第344話 最後の戦い・其之玖
“グングニル”が、自動的に〝ぐぐぐッ〟と持ち上げた[女魔王]を、〝ブンッ!!〟と振り落とす。
これによって、 [ダークロード]は、うつ伏せで陸に叩き付けられてしまった。
[ウェンディゴ女王/猿の女王/狐の王]が“解毒ポーション”を摂取するなか、槍がオーディンへと戻っていく。
それぞれの様子を目視して、
(もう少し消耗させてからにしたかったのですが、仕方ありませんね。)
軽く〝ふぅ〟と息を吐き、意を決した[ペガサスロード]が、
「|スピードオブライト・ブロー《光速の一撃》!」
総大将へと突進する。
〝!!〟と反応し、急ぎ上昇して躱そうとするオーディンの左腹部に、[半天馬女王]が繰り出す“バンプレート状のランス”が刺さった。
「ぐはッ!」
総大将が仰向けで倒れゆくなかで、
(心臓を狙ったのに外されてしまいましたか。)
[ペガサスロード]が険しい表情となる。
地面に背を打ったオーディンが「オールヒー」と【治癒】を施そうとしたところへ、[狐の王]が“ロングソード”を払い【雷】を飛ばす。

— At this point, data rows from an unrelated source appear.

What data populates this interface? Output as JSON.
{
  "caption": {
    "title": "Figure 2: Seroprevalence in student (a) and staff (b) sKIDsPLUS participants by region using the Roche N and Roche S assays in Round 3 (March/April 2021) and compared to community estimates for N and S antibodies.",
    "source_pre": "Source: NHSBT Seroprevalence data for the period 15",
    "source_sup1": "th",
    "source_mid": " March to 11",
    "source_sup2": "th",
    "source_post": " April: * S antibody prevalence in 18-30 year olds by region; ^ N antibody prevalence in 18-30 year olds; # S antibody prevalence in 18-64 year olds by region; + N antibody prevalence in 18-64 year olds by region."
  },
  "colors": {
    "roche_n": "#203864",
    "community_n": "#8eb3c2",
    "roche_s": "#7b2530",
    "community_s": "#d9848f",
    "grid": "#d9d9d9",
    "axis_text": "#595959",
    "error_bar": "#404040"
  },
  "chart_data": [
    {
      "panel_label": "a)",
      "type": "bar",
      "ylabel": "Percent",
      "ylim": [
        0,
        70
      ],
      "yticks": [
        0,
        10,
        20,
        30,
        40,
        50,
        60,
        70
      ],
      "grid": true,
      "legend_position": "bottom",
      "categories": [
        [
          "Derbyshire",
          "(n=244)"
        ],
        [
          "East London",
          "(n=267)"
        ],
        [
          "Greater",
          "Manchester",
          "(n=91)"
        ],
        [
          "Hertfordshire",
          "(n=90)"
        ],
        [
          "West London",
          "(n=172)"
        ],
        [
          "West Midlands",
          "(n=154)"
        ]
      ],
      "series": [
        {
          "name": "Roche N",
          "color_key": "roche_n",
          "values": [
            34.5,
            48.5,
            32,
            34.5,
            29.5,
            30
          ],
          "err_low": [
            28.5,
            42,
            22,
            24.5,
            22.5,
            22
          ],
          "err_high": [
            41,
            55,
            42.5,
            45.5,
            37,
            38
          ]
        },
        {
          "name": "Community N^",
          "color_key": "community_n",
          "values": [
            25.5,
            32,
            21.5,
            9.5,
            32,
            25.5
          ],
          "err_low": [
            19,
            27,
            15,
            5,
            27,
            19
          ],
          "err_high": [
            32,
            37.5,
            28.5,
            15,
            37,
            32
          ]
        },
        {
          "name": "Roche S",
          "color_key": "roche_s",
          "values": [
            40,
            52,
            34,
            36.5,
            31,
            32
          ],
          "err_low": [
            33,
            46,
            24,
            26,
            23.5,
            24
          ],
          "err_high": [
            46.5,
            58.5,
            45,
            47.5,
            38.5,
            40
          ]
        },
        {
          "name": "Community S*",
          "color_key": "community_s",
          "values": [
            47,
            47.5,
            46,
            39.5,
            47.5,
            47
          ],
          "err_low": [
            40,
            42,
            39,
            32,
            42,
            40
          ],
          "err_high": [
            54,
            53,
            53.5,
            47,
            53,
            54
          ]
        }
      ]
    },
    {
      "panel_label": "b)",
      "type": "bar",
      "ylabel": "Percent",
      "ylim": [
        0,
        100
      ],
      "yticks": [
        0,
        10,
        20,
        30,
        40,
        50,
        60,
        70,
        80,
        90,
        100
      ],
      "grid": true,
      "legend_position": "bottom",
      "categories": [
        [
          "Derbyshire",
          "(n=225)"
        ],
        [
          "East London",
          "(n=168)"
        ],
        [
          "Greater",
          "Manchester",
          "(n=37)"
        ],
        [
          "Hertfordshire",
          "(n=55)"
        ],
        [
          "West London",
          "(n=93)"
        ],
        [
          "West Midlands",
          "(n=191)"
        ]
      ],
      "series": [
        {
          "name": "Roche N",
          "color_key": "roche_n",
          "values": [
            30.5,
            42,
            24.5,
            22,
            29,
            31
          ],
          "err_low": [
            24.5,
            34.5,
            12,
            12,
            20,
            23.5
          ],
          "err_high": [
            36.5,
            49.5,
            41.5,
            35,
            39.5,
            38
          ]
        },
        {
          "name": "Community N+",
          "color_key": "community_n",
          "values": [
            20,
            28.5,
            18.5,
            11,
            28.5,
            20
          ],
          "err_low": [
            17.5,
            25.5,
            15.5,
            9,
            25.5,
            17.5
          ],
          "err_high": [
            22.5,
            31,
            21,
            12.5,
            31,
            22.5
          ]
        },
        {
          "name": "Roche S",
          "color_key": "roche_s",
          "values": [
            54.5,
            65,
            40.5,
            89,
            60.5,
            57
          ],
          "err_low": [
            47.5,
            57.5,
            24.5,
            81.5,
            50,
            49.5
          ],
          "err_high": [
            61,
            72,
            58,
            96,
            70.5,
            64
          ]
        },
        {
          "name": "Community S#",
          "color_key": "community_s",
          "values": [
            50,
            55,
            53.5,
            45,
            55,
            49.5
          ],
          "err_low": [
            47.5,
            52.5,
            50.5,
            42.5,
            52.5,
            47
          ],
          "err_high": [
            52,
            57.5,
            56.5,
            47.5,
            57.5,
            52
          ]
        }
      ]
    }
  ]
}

この【伝導】が“両方の足裏”に当たった総大将は、ダメージを負うのと同時に感電した。
そこへ、 [ウェンディゴロード]が“吹雪みたいな息”を吐いて、オーディンの全身を凍らせる。
更には、
「疾風の一打!!」
すかさずダッシュした[猿の女王]が、おもいっきりジャンプして、両手で逆さに持った“剣”を振りかぶった。
[モンキーロード]は、この“武器”を、先ほど[半天馬女王]が怪我させた箇所に突き立てる。
それによって、【氷】が砕けるのと共に、
「がッあッ??!」
総大将の傷口が広がった。
オーディンの上に乗り、“ソード”を引き抜いた[モンキーロード]が、追加攻撃を行なうべく、構え直す。

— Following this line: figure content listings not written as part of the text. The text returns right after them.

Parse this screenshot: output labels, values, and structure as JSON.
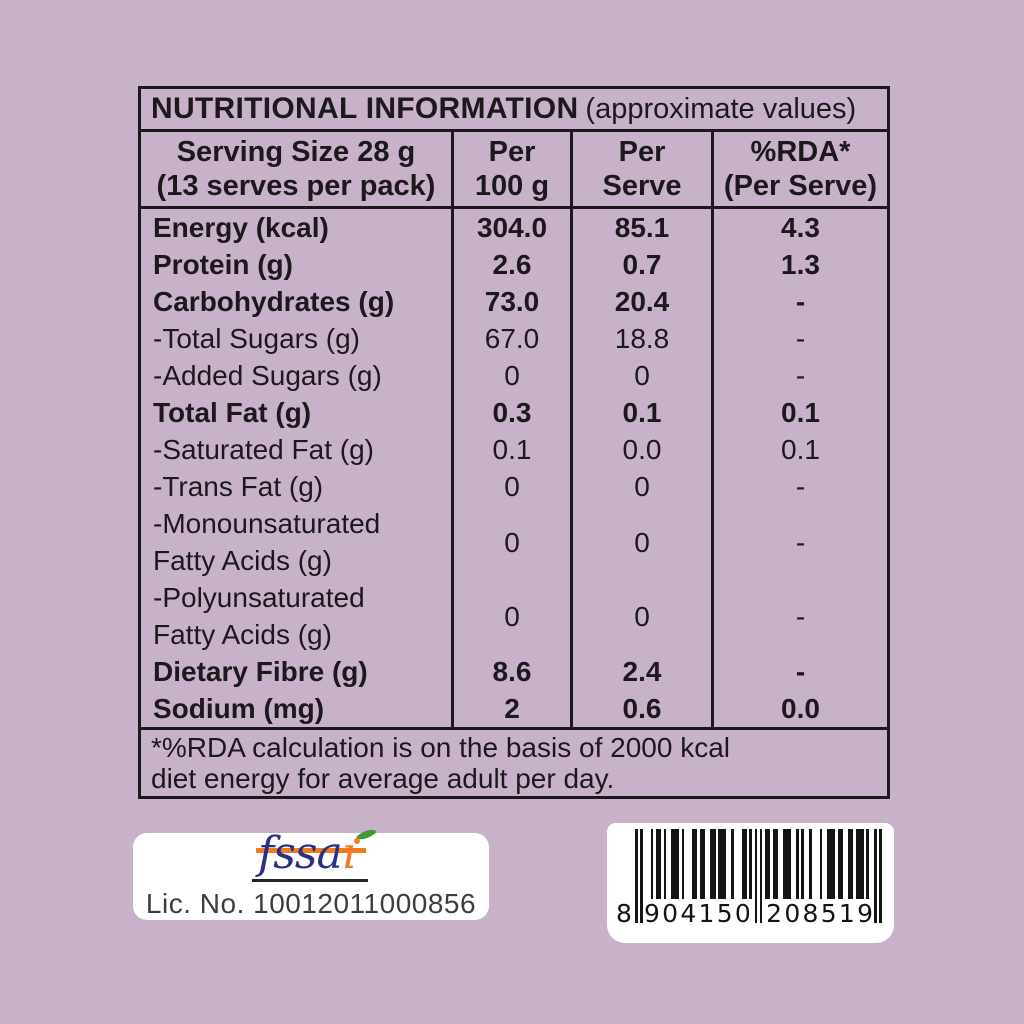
{
  "colors": {
    "bg": "#c7b2ca",
    "ink": "#1d181d",
    "navy": "#2b3087",
    "orange": "#f47a20",
    "green": "#3f9b35"
  },
  "table": {
    "title_bold": "NUTRITIONAL INFORMATION",
    "title_rest": "(approximate values)",
    "column_headers": [
      "Serving Size 28 g\n(13 serves per pack)",
      "Per\n100 g",
      "Per\nServe",
      "%RDA*\n(Per Serve)"
    ],
    "rows": [
      {
        "label": "Energy (kcal)",
        "per_100g": "304.0",
        "per_serve": "85.1",
        "rda": "4.3",
        "bold": true
      },
      {
        "label": "Protein (g)",
        "per_100g": "2.6",
        "per_serve": "0.7",
        "rda": "1.3",
        "bold": true
      },
      {
        "label": "Carbohydrates (g)",
        "per_100g": "73.0",
        "per_serve": "20.4",
        "rda": "-",
        "bold": true
      },
      {
        "label": "-Total Sugars (g)",
        "per_100g": "67.0",
        "per_serve": "18.8",
        "rda": "-",
        "bold": false
      },
      {
        "label": "-Added Sugars (g)",
        "per_100g": "0",
        "per_serve": "0",
        "rda": "-",
        "bold": false
      },
      {
        "label": "Total Fat (g)",
        "per_100g": "0.3",
        "per_serve": "0.1",
        "rda": "0.1",
        "bold": true
      },
      {
        "label": "-Saturated Fat (g)",
        "per_100g": "0.1",
        "per_serve": "0.0",
        "rda": "0.1",
        "bold": false
      },
      {
        "label": "-Trans Fat (g)",
        "per_100g": "0",
        "per_serve": "0",
        "rda": "-",
        "bold": false
      },
      {
        "label": "-Monounsaturated\nFatty Acids (g)",
        "per_100g": "0",
        "per_serve": "0",
        "rda": "-",
        "bold": false
      },
      {
        "label": "-Polyunsaturated\nFatty Acids (g)",
        "per_100g": "0",
        "per_serve": "0",
        "rda": "-",
        "bold": false
      },
      {
        "label": "Dietary Fibre (g)",
        "per_100g": "8.6",
        "per_serve": "2.4",
        "rda": "-",
        "bold": true
      },
      {
        "label": "Sodium (mg)",
        "per_100g": "2",
        "per_serve": "0.6",
        "rda": "0.0",
        "bold": true
      }
    ],
    "footnote": "*%RDA calculation is on the basis of 2000 kcal\ndiet energy for average adult per day."
  },
  "fssai": {
    "logo_text": "fssai",
    "license": "Lic. No. 10012011000856"
  },
  "barcode": {
    "value": "8904150208519",
    "display_left": "8",
    "display_group1": "904150",
    "display_group2": "208519"
  }
}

総大将は、右手で“グングニル”を〝パシッ〟と掴むなり、横に払う。
「残影!!」
咄嗟に【スキル】を使った[猿の女王]は、後方へと逃れる。
上体を起こしつつ、
(回復する前にヤツラの自由を奪っておくのが良策か。)
こう判断したオーディンが、“左の掌”より一つだけ構築した魔法陣から八百本もの【雷】を放った。
各ロードにヒットするなかで、またしても敵と味方が巻き添えになる。
意に介さず、
(さて、回復魔法を…。)
【ヒール】を用いようとした総大将が、
(ん?)
(アイツは何処だ??)
訝しがりながら目を凝らした。
そうしたオーディンの背中に、左手で〝ピタッ〟と触れ、
「アルティメット・ドレインタッチ。」
〝ニィ〟と笑みを浮かべたのは、勿論、[女魔王]である。
……、本人は、総大将が凍らされたときに、“デラックスポーション”を飲んで、移動していたのだ。
ロードたちも、それを知っており、できるだけオーディンの注意を惹いておいたのであった…。
いずれにしろ。
違和感が生じた総大将が、
「何をしている?!」
[女魔王]に“左の肘鉄”を見舞う。
しかし、[ダークロード]は、素早く頭を下げて避ける。
この間にも、[女魔王]は決してオーディンから手を放さない。
「だいぶ鈍っておるのう。」
「まぁ、我の気配を感じ取れんかったぐらいだからして、なんら不思議ではないがな。」
そう述べた[ダークロード]が、
「ふぬりゃぁッ!!」
総大将の右脇腹あたりを“永夢の鎌”で刺した。
「く!」
「おのれッ!!」
石化に焦りだすオーディンを余所に、
「この辺りだったのぉう。」
「そなたが続けざまに負傷させられた部分の真裏は。」
[女魔王]が呟く。
総大将が、
「ディスオーダー・リカバリー!」
慌てながら唱えたタイミングで、[ダークロード]が〝ドウッ!!〟と【光線】を発する。
これがオーディンを貫くなか、立ち上がっていく王&女王達だった―。